The sit-on-top kayaks tend to be more agile and you can move around much easier without your legs being restricted to the inside of the kayak. There is room inside for storage and you can move around while casting and retrieving much easier.
What type of water will you be using the kayak in mostly?
Some kayaks are designed for stability and some are designed for maneuverability and speed. Wider, flatter kayaks will be more stable but you’ll lack speed due to their design.
Other kayaks are narrow and have fine contours that are designed for agility and speed. These are for more experienced kayakers who plan to be encountering rough water or fast, roiling currents.
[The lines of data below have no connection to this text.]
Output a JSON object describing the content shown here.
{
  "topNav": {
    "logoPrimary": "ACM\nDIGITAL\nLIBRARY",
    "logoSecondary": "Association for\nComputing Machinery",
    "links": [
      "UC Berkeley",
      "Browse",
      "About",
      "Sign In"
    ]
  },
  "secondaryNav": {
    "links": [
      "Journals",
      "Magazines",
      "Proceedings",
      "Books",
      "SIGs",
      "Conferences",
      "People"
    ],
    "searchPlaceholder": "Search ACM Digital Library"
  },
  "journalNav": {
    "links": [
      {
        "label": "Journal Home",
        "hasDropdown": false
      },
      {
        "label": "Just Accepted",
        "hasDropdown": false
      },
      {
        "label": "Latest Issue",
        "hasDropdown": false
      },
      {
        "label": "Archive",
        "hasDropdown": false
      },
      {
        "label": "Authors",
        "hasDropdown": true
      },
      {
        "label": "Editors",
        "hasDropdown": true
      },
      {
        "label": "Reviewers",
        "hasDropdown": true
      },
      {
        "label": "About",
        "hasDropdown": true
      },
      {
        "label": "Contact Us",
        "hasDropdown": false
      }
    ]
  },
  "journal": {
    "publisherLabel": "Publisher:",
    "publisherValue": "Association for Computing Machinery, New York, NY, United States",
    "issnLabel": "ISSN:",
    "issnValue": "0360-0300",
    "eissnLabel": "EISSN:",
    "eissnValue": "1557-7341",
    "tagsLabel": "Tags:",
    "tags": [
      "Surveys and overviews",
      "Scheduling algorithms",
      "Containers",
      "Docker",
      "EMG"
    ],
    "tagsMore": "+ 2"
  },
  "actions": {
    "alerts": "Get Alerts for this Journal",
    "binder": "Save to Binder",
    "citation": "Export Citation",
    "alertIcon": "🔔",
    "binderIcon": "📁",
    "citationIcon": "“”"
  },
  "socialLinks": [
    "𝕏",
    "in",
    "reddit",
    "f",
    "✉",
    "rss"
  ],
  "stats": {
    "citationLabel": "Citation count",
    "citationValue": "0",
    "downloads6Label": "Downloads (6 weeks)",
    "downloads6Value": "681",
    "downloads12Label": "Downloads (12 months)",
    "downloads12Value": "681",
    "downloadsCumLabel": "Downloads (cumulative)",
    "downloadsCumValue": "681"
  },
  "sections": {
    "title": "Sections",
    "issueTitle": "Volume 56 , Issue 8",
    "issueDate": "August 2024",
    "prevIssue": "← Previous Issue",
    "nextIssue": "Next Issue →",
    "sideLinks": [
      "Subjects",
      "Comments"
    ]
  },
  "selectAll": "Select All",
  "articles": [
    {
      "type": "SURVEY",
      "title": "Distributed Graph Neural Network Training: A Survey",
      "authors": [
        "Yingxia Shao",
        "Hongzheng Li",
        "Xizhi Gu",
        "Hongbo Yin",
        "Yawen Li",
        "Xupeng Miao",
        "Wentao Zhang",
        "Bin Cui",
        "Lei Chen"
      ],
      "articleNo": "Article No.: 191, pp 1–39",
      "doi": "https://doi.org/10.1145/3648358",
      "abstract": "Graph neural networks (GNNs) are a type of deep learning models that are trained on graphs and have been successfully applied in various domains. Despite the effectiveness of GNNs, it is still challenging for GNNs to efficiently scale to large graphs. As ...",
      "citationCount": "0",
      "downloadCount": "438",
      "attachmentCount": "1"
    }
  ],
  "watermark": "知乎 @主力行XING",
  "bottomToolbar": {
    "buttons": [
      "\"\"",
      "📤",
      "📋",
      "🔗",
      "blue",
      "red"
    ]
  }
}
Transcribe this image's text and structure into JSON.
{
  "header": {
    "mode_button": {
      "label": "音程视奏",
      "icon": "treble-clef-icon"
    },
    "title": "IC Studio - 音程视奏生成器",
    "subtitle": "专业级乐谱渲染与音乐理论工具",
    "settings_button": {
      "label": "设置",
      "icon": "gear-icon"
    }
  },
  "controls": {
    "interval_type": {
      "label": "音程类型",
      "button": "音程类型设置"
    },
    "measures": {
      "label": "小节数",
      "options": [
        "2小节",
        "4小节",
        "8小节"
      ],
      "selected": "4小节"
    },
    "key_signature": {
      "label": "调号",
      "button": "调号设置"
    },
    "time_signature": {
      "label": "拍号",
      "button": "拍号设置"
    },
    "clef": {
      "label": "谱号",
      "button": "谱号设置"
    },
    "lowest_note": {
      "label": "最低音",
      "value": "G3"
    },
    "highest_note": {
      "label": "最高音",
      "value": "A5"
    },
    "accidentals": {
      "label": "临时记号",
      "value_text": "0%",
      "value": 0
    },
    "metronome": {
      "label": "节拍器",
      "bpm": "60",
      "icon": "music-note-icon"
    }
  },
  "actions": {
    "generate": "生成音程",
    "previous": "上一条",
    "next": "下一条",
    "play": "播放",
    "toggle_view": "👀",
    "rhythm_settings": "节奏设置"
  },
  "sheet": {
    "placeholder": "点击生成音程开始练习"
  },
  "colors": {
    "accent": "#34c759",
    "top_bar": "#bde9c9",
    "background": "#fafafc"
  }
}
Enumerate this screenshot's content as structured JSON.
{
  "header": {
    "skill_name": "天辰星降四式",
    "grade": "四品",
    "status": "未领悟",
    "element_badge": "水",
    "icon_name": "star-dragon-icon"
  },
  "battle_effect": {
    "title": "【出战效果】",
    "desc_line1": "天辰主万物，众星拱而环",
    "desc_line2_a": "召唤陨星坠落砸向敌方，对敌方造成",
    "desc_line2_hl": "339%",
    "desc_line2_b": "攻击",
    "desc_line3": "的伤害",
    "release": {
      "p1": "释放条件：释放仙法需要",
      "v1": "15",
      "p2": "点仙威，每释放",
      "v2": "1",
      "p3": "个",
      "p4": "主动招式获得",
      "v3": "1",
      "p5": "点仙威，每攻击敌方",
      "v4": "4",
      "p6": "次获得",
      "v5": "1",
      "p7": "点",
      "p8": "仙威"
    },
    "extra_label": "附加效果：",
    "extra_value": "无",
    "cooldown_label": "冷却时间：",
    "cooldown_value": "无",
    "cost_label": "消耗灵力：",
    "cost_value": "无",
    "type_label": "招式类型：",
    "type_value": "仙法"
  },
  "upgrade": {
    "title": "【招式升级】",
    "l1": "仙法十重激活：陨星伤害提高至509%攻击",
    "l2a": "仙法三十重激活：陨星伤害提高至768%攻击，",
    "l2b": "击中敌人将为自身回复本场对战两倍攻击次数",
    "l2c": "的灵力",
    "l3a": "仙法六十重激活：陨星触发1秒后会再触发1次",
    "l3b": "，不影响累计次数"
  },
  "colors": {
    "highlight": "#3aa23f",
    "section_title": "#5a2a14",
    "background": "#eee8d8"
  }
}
If you plan on fishing calm ponds and lakes, you will likely want a more stable kayak so you can move around without tipping. If it’s a wider kayak, you may even be able to stand and fish.
Of course, there is a wide range of both kayaks from high end to low-end beginner kayaks.
Beginner level low-end range: $150 – $500
These beginner level kayaks under $500 will have few amenities such as waterproof storage compartments and rail guides. The seats are not designed for long-term kayak trips and are not as comfortable as the high-end models.
The construction of the kayak will likely be a hollow hull design which can make it a little tougher to steer in a straight line.
Experienced/Advanced level high-end range: $500+
Once you get in this range your options open up greatly. Common amenities include ample storage, a solidly constructed hull, rail guides, superior seat design and more.
These kayaks are designed with the avid kayaker in mind so you will notice a difference if you are an experienced paddler.
If you plan on using your kayak on a regular basis its probably worth spending the extra money for one that will grow with you. If it’s going to sit in the garage most of the year, the cheaper kayaks will be just fine.